Personal information
- Nationality: Filipino
- Born: December 9, 1999 (age 26) Rizal, Philippines
- Hometown: Binangonan, Rizal
- College / University: Arellano

Volleyball information
- Position: Setter
- Current club: Criss Cross King Crunchers

Career
| Years | Teams |
| 2024– | Criss Cross King Crunchers |

National team
| 2023– | Philippines |

= Adrian Villados =

Filipino volleyball player (born 1999)

Adrian Villados is a Filipino volleyball player for the Criss Cross King Crunchers of the Spikers' Turf.

==Early life and education==
Adrian Villados was born on December 9, 1999 in the province of Rizal in the Philippines. The municipality of Binangonan is his hometown. He entered the Arellano University as a high schooler in 2018 and accomplished his tertiary education in the institution.
==Career==

===Collegiate===
Villados played for the Arellano Chiefs in the National Collegiate Athletic Association (NCAA). He has previously played for the Arellano's junior teams. He was part of the Arellano team which won their first ever men's volleyball title in NCAA Season 100 in 2025.
===Club===
In June 2024, Villados was signed in by the Criss Cross King Crunchers of the Spikers' Turf. They finished as runners-up to the Cignal HD Spikers in the 2024 Invitational Conference.

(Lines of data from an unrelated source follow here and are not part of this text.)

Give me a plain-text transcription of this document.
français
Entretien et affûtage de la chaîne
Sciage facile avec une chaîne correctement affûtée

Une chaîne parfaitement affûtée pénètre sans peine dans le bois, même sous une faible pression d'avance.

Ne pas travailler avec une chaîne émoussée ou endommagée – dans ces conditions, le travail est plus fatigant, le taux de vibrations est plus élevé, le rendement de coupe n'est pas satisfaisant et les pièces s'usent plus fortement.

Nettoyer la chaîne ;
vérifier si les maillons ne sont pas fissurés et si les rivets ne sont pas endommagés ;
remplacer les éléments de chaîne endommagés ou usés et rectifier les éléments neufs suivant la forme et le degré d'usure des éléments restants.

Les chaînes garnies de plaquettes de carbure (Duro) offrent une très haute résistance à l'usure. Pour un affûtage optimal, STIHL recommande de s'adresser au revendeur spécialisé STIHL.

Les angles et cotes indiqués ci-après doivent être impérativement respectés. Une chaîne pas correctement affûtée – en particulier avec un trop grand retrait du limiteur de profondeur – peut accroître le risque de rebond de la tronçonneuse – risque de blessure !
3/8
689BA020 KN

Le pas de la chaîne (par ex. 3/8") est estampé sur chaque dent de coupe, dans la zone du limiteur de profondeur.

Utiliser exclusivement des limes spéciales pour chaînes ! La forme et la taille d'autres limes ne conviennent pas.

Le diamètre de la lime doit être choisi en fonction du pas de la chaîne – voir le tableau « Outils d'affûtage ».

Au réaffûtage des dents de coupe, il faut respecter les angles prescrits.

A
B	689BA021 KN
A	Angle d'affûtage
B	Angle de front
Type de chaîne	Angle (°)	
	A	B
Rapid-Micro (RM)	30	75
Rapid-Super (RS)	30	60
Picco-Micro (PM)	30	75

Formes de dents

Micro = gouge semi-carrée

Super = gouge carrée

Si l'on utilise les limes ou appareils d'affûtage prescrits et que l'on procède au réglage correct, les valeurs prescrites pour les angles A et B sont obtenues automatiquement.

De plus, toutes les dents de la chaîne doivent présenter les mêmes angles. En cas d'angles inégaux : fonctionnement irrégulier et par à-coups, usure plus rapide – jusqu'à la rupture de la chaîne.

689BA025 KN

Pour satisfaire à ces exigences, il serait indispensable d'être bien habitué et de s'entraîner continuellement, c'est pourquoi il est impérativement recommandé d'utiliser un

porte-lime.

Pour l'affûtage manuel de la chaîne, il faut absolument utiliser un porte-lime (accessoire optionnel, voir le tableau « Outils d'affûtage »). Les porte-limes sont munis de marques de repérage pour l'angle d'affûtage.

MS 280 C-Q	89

Villados helped Criss Cross win their first ever league title by winning the 2025 Invitational Conference. He was named Finals Most Valuable Player and Best Setter for the tournament.

===National team===
Villados has played for the Philippine national team. He made his debut at the 2022 Asian Games in Hangzhou, China which was held in September 2023. He made another appearance three years later by featuring in the 2026 SEA V Cup.